Malilong: More than a threat is needed

HAZING claimed yet another victim recently. It happened in familiar territory and the reactions have so far followed a familiar pattern.

The Philippine Military Academy is where the country trains its best soldiers. Admission requirements are very stringent and campus life is expectedly regimented. Discipline is demanded of everyone. You therefore expect that only men of character, not homicidal maniacs, are entitled to be called cadets.

The number of hazing deaths in the PMA is topped only by the record of the University of the Philippines. I do not know if it has anything to do with their embarrassing “accomplishment” but the PMA and the UP are two of the country’s top government-funded educational institutions.

Killing by hazing also happens in private schools. Almost all of them are fraternity-related. Applicants, often referred to as neophytes, are made to undergo an initiation process to test their resolve to be called a brother. The process is almost always physical.

In 1991, I headed a committee that investigated the first and only known case of death from hazing in the University of the Visayas. The victim, Frederick Cahiyang, was an engineering student in UV when he was recruited to join the APO fraternity.

His “masters” brought him and other neophytes to a resort in Compostela where they took turns beating him until Cahiyang’s frail body couldn’t take it anymore. He was dead before he could reach a hospital in Mandaue.

We recommended the expulsion of his four identified tormentors. The University adopted our recommendation and upon approval by the Secretary of Education carried out the expulsion. I felt pity for them. I knew they did not set out to kill him and it was sad that they could not pursue a college education anymore. But they had to be held accountable for what happened.

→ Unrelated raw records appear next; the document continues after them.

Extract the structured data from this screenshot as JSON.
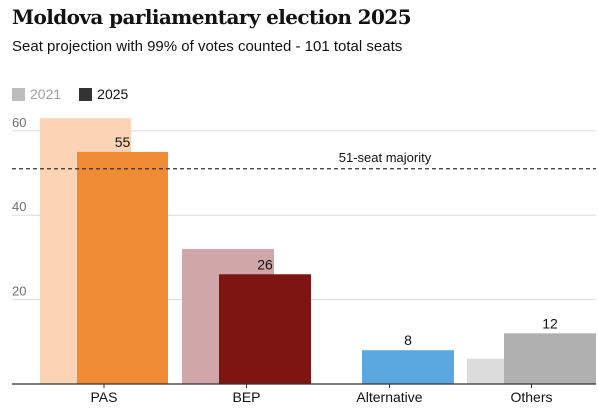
{
  "title": "Moldova parliamentary election 2025",
  "subtitle": "Seat projection with 99% of votes counted - 101 total seats",
  "chart_data": {
    "type": "bar",
    "categories": [
      "PAS",
      "BEP",
      "Alternative",
      "Others"
    ],
    "series": [
      {
        "name": "2021",
        "values": [
          63,
          32,
          0,
          6
        ]
      },
      {
        "name": "2025",
        "values": [
          55,
          26,
          8,
          12
        ]
      }
    ],
    "data_labels_series": "2025",
    "ylim": [
      0,
      65
    ],
    "yticks": [
      20,
      40,
      60
    ],
    "grid": true,
    "legend_position": "top-left",
    "reference_line": {
      "value": 51,
      "label": "51-seat majority",
      "style": "dashed"
    }
  },
  "colors": {
    "2021": {
      "PAS": "#fbd3b5",
      "BEP": "#d1a6a8",
      "Alternative": "#9fd0ee",
      "Others": "#dcdcdc"
    },
    "2025": {
      "PAS": "#ef8a35",
      "BEP": "#7d1511",
      "Alternative": "#5ba8e1",
      "Others": "#b0b0b0"
    },
    "legend": {
      "2021": "#bdbdbd",
      "2025": "#333333"
    }
  }
}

The four were criminally charged under the Revised Penal Code because there was no anti-hazing law at that time (it was passed only in 1995). The Court, however, dismissed the case because the witnesses were not willing to testify.

Apparently, criminal conviction was not needed to convince the fraternities to stop hazing or at least to be careful not to overdo it. There were no more fraternity initiation-associated deaths in the UV, in fact, in all of Cebu after Cahiyang’s.

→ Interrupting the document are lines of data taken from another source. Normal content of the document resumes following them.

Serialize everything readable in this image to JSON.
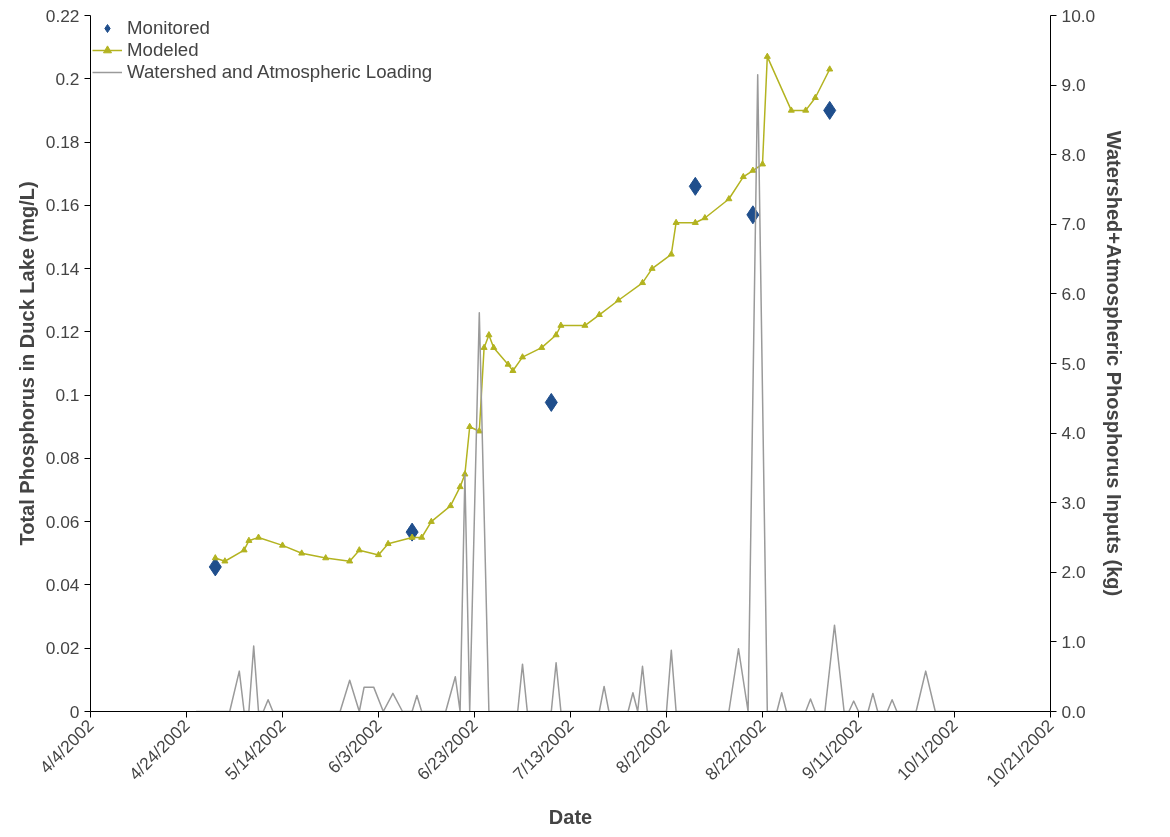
{
  "chart_data": {
    "type": "line",
    "xlabel": "Date",
    "ylabel": "Total Phosphorus in Duck Lake (mg/L)",
    "y2label": "Watershed+Atmospheric Phosphorus Inputs (kg)",
    "xlim": [
      "2002-04-04",
      "2002-10-21"
    ],
    "xticks": [
      {
        "value": "2002-04-04",
        "label": "4/4/2002"
      },
      {
        "value": "2002-04-24",
        "label": "4/24/2002"
      },
      {
        "value": "2002-05-14",
        "label": "5/14/2002"
      },
      {
        "value": "2002-06-03",
        "label": "6/3/2002"
      },
      {
        "value": "2002-06-23",
        "label": "6/23/2002"
      },
      {
        "value": "2002-07-13",
        "label": "7/13/2002"
      },
      {
        "value": "2002-08-02",
        "label": "8/2/2002"
      },
      {
        "value": "2002-08-22",
        "label": "8/22/2002"
      },
      {
        "value": "2002-09-11",
        "label": "9/11/2002"
      },
      {
        "value": "2002-10-01",
        "label": "10/1/2002"
      },
      {
        "value": "2002-10-21",
        "label": "10/21/2002"
      }
    ],
    "ylim": [
      0,
      0.22
    ],
    "yticks": [
      0,
      0.02,
      0.04,
      0.06,
      0.08,
      0.1,
      0.12,
      0.14,
      0.16,
      0.18,
      0.2,
      0.22
    ],
    "y2lim": [
      0,
      10
    ],
    "y2ticks": [
      {
        "value": 0,
        "label": "0.0"
      },
      {
        "value": 1,
        "label": "1.0"
      },
      {
        "value": 2,
        "label": "2.0"
      },
      {
        "value": 3,
        "label": "3.0"
      },
      {
        "value": 4,
        "label": "4.0"
      },
      {
        "value": 5,
        "label": "5.0"
      },
      {
        "value": 6,
        "label": "6.0"
      },
      {
        "value": 7,
        "label": "7.0"
      },
      {
        "value": 8,
        "label": "8.0"
      },
      {
        "value": 9,
        "label": "9.0"
      },
      {
        "value": 10,
        "label": "10.0"
      }
    ],
    "grid": false,
    "legend": "top left",
    "series": [
      {
        "name": "Monitored",
        "type": "scatter",
        "marker": "diamond",
        "color": "#1f4e8c",
        "x": [
          "2002-04-30",
          "2002-06-10",
          "2002-07-09",
          "2002-08-08",
          "2002-08-20",
          "2002-09-05"
        ],
        "values": [
          0.0457,
          0.0567,
          0.0977,
          0.166,
          0.157,
          0.19
        ]
      },
      {
        "name": "Modeled",
        "marker": "triangle",
        "color": "#b3b320",
        "x": [
          "2002-04-30",
          "2002-05-02",
          "2002-05-06",
          "2002-05-07",
          "2002-05-09",
          "2002-05-14",
          "2002-05-18",
          "2002-05-23",
          "2002-05-28",
          "2002-05-30",
          "2002-06-03",
          "2002-06-05",
          "2002-06-10",
          "2002-06-12",
          "2002-06-14",
          "2002-06-18",
          "2002-06-20",
          "2002-06-21",
          "2002-06-22",
          "2002-06-24",
          "2002-06-25",
          "2002-06-26",
          "2002-06-27",
          "2002-06-30",
          "2002-07-01",
          "2002-07-03",
          "2002-07-07",
          "2002-07-10",
          "2002-07-11",
          "2002-07-16",
          "2002-07-19",
          "2002-07-23",
          "2002-07-28",
          "2002-07-30",
          "2002-08-03",
          "2002-08-04",
          "2002-08-08",
          "2002-08-10",
          "2002-08-15",
          "2002-08-18",
          "2002-08-20",
          "2002-08-22",
          "2002-08-23",
          "2002-08-28",
          "2002-08-31",
          "2002-09-02",
          "2002-09-05"
        ],
        "values": [
          0.0485,
          0.0475,
          0.051,
          0.054,
          0.055,
          0.0525,
          0.05,
          0.0485,
          0.0475,
          0.051,
          0.0495,
          0.053,
          0.055,
          0.055,
          0.06,
          0.065,
          0.071,
          0.075,
          0.09,
          0.0886,
          0.115,
          0.119,
          0.115,
          0.1097,
          0.1077,
          0.112,
          0.115,
          0.119,
          0.122,
          0.122,
          0.1254,
          0.13,
          0.1355,
          0.14,
          0.1445,
          0.1545,
          0.1545,
          0.156,
          0.162,
          0.169,
          0.171,
          0.173,
          0.207,
          0.19,
          0.19,
          0.194,
          0.203
        ]
      },
      {
        "name": "Watershed and Atmospheric Loading",
        "marker": "none",
        "axis": "y2",
        "color": "#9a9a9a",
        "x": [
          "2002-04-26",
          "2002-05-03",
          "2002-05-05",
          "2002-05-06",
          "2002-05-07",
          "2002-05-08",
          "2002-05-09",
          "2002-05-10",
          "2002-05-11",
          "2002-05-12",
          "2002-05-26",
          "2002-05-28",
          "2002-05-30",
          "2002-05-31",
          "2002-06-02",
          "2002-06-04",
          "2002-06-06",
          "2002-06-08",
          "2002-06-10",
          "2002-06-11",
          "2002-06-12",
          "2002-06-17",
          "2002-06-19",
          "2002-06-20",
          "2002-06-21",
          "2002-06-22",
          "2002-06-24",
          "2002-06-26",
          "2002-07-02",
          "2002-07-03",
          "2002-07-04",
          "2002-07-09",
          "2002-07-10",
          "2002-07-11",
          "2002-07-19",
          "2002-07-20",
          "2002-07-21",
          "2002-07-25",
          "2002-07-26",
          "2002-07-27",
          "2002-07-28",
          "2002-07-29",
          "2002-08-02",
          "2002-08-03",
          "2002-08-04",
          "2002-08-15",
          "2002-08-17",
          "2002-08-19",
          "2002-08-21",
          "2002-08-23",
          "2002-08-25",
          "2002-08-26",
          "2002-08-27",
          "2002-08-31",
          "2002-09-01",
          "2002-09-02",
          "2002-09-04",
          "2002-09-06",
          "2002-09-08",
          "2002-09-09",
          "2002-09-10",
          "2002-09-11",
          "2002-09-13",
          "2002-09-14",
          "2002-09-15",
          "2002-09-17",
          "2002-09-18",
          "2002-09-19",
          "2002-09-23",
          "2002-09-25",
          "2002-09-27",
          "2002-10-01"
        ],
        "values": [
          0,
          0,
          0.58,
          0,
          0,
          0.94,
          0,
          0,
          0.17,
          0,
          0,
          0.45,
          0,
          0.35,
          0.35,
          0,
          0.26,
          0,
          0,
          0.23,
          0,
          0,
          0.5,
          0,
          3.4,
          0,
          5.73,
          0,
          0,
          0.68,
          0,
          0,
          0.7,
          0,
          0,
          0.36,
          0,
          0,
          0.27,
          0,
          0.65,
          0,
          0,
          0.88,
          0,
          0,
          0.9,
          0,
          9.15,
          0,
          0,
          0.27,
          0,
          0,
          0.18,
          0,
          0,
          1.24,
          0,
          0,
          0.15,
          0,
          0,
          0.26,
          0,
          0,
          0.17,
          0,
          0,
          0.58,
          0,
          0
        ]
      }
    ]
  }
}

Condemnation and pledges of “this is going to be the last” from the Armed Forces of the Philippines (AFP) followed in the wake of Darwin Dormitorio. No less than the AFP chief of staff declared “war” on hazing and vowed to win it. Fine.

The trouble is that we’ve heard this same pledge in the past and it worked only for a while. Something more has to be done because the threats do not work. Whatever this something consists of is for the military, the police and university administration officials to figure out.